We have to be especially mindful of just-right learning and teaching expectations. Preschoolers need an exceptionally language-rich environment in which to acquire the skills that will finally culminate in reading text correctly. But this language-rich environment needn’t, and usually shouldn’t, consist only of a paper-and-pencil set of objectives. This is a roundabout way of saying that of all the difficulties we have in finding the sweet spot for learning in young children, I think reading instruction must be the most challenging, especially because children learn to read at such different rates and in different ways. For that reason, I include here the whole range of early childhood ages when we talk about early literacy, from infancy to age seven or eight.

MAKING SENSE OF READING

Let’s take a closer look at all these elements that culminate, ideally, in good readers. We get into a lot of hot water over what constitutes reading skills, and I suspect it’s partly due to the mixed messages we get from young children themselves. They confuse us with their command of oral language, seeming to be both immigrants and natives, amateurs and experts, in need of explicit instruction and no instruction at all. Even within the same child, these extremes can be dizzying, which is why it’s exponentially more challenging to teach a whole classroom of such changelings how to read and write. We think preschoolers are ready to read, and they may be, because they sound so knowing and clever. But we shouldn’t forget for a second what hard work it is to become literate, a fact of which the thirty-two million American adults who can’t read a newspaper or the instructions on a bottle of cough syrup are no doubt painfully aware.10

It’s easy to overlook the fact that, unlike talking, reading and writing—though essential learning processes—are by no means inborn ones, like learning to walk, that unfold more or less naturally regardless of environment. This reality is made apparent in the wide range of ages at which formal instruction begins. A four-year-old in the United Kingdom may already be receiving remedial work with phonics and writing, whereas in Finland, children aren’t required to read at all (although a large number do) before age seven. American preschoolers fall somewhere in between these extremes. Some children suffer a lot to figure out these unnatural linguistic processes; and some tiny fraction of children don’t seem to suffer at all. (Those are the kids who learn to read without any formal instruction, and there are some important lessons we will learn from them.)
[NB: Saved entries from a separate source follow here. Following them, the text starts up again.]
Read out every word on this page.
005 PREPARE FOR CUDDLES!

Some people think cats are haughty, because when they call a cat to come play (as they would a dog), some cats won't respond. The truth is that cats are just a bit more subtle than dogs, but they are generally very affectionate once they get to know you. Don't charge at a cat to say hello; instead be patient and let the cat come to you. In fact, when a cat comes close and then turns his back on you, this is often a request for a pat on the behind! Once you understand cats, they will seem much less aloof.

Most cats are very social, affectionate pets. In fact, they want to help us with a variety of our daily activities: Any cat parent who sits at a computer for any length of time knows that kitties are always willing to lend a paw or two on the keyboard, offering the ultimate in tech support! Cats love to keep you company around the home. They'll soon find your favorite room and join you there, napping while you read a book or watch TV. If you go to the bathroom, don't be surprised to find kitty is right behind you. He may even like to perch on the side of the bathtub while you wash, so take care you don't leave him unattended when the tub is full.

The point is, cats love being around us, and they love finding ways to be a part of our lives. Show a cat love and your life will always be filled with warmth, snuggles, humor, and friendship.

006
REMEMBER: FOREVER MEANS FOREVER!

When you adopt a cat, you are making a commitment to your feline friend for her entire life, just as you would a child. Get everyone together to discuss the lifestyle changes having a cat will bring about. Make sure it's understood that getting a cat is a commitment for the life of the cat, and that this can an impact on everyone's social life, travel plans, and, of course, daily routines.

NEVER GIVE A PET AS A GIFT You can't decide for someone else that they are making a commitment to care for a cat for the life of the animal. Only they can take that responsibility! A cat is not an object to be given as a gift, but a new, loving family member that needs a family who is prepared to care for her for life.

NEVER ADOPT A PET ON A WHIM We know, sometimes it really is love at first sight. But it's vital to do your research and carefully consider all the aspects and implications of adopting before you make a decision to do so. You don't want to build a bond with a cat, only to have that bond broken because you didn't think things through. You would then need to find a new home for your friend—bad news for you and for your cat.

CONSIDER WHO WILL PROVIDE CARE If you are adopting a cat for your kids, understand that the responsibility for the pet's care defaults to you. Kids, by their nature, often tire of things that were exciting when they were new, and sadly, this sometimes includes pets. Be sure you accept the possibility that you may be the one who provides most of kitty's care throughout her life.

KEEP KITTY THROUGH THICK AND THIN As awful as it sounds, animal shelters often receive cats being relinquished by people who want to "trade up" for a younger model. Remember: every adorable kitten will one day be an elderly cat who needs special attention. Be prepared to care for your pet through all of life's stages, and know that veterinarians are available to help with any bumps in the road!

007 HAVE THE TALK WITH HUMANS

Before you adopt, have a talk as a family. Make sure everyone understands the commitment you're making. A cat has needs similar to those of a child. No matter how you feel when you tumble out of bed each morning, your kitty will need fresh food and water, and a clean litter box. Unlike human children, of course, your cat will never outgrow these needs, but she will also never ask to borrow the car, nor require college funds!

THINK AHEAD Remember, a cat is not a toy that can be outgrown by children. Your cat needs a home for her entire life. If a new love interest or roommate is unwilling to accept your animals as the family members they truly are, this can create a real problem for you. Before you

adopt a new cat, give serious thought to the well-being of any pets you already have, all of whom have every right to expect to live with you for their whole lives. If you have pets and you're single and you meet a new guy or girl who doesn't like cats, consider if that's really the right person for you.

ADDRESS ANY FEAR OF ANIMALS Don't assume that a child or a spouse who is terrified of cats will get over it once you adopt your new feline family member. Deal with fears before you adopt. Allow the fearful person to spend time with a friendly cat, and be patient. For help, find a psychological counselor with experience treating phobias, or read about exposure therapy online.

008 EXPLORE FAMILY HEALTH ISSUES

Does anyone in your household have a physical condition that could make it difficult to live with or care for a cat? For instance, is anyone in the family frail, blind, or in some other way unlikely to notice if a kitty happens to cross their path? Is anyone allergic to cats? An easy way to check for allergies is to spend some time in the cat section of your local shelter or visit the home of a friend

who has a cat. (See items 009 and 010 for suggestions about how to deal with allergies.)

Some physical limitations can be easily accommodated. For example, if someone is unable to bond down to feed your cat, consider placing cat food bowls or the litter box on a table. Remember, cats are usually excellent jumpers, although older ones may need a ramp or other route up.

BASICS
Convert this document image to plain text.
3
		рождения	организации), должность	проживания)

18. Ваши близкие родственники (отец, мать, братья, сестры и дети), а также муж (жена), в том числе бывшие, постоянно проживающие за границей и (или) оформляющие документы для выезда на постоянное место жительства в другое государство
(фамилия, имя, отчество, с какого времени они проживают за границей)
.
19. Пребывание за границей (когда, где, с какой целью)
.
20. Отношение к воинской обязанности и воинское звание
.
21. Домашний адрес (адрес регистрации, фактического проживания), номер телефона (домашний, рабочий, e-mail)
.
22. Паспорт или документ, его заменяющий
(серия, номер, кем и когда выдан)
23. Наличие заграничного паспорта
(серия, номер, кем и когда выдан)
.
For many children, much of the drama of early childhood quite often comes down to the speed and ease with which they jump—or rather, fail to jump—through literacy hoops that are specified less by scientific evidence about children’s cognition and development than by programmatic cultural expectations about when children are and are not deemed ready for school. What grief the scheduled hoop jumping can inflict on young children and their anxious adults! I can’t think of a faster way to drive a parent nuts than to innocently ask if little Olivia is reading yet. Be sure to work the word “yet” into the conversation.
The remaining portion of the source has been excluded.